Si tratta di una patologia consistente in una alterazione della superficie dell’occhio indotta dallo sviluppo di una...

...membrana fibrovascolare interessante la congiuntiva e, progressivamente, la cornea. Il lato interessato è più comunemente il nasale, ma non è escluso il temporale e la patologia è spesso bilaterale, ma con sviluppo non simmetrico e poco prevedibile. Nel suo sviluppo, lo pterigio, può arrivare a invadere la cornea fino alla regione centrale, condizionando l’acuità visiva mediante un duplice meccanismo di ostacolo meccanico e di induzione di astigmatismo elevato irregolare difficile da correggere con lenti.
Nella genesi sono coinvolti l’esposizione al sole e altri fattori inducenti irritazione cronica della superficie oculare.
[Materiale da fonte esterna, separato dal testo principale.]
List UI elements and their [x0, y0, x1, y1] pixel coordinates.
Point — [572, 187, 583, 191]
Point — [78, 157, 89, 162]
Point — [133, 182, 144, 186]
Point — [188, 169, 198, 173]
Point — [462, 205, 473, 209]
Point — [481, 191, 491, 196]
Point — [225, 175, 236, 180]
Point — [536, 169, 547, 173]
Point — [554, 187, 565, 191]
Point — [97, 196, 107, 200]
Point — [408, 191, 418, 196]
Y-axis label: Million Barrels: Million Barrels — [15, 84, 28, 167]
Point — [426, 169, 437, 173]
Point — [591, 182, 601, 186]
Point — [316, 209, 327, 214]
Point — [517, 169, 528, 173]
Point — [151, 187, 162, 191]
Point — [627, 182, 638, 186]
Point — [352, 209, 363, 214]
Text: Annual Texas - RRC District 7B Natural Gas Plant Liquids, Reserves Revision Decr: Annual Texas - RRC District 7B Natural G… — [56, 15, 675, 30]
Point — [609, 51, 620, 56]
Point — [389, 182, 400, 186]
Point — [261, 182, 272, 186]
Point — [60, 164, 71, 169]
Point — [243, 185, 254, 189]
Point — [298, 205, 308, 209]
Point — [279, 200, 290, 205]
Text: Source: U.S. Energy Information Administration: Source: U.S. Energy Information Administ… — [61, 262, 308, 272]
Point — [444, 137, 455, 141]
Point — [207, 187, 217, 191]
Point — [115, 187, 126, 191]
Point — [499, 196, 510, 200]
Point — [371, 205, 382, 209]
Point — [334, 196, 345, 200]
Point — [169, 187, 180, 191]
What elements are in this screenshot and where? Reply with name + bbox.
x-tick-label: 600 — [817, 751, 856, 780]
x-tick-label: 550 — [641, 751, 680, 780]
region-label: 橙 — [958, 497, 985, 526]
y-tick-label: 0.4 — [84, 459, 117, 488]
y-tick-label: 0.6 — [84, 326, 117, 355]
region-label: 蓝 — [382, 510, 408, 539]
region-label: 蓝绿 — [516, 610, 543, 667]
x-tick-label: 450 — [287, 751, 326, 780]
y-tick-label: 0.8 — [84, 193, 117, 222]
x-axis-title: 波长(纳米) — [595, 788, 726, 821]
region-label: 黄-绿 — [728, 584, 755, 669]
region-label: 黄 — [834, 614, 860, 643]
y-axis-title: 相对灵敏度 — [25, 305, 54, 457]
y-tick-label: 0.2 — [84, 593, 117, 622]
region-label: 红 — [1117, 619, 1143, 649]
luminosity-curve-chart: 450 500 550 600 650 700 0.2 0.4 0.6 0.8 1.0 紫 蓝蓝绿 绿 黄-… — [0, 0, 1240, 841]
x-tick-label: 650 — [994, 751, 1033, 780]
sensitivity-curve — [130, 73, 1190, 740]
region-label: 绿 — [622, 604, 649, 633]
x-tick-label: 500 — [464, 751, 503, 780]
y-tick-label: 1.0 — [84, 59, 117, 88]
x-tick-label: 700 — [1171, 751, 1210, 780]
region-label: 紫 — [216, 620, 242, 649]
La razza asiatica, africana e sudamericana, nonché l’aver vissuto in zone equatoriali i primi cinque anni di vita sono altresì fattori di rischio. La rimozione chirurgica non è da considerarsi definitiva, essendo presente una forte tendenza alla recidiva che spesso risulta di grado peggiore alla formazione di partenza. Inoltre la rimozione non elimina i sintomi irritativi né migliora significativamente l’astigmatismo.
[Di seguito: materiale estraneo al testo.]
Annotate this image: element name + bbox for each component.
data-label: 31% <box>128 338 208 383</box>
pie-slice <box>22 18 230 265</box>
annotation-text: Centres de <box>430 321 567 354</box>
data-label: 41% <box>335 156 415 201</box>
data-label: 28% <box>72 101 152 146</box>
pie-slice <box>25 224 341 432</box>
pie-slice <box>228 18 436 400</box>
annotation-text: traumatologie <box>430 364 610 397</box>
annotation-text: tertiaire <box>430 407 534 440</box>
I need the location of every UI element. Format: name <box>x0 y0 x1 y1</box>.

L’intervento prevede la rimozione dello pterigio dalla cornea e la rimozione della membrana fibrovascolare congiuntivale. Talvolta il chirurgo potrebbe ritenere necessario prelevare un lembo di congiuntiva sana dallo stesso occhio o dal controlaterale e trapiantarla in corrispondenza della zona in cui lo pterigio è stato rimosso.
L’intervento si conclude con l’apposizione di punti di sutura o di una colla biologica (colla di fibrina).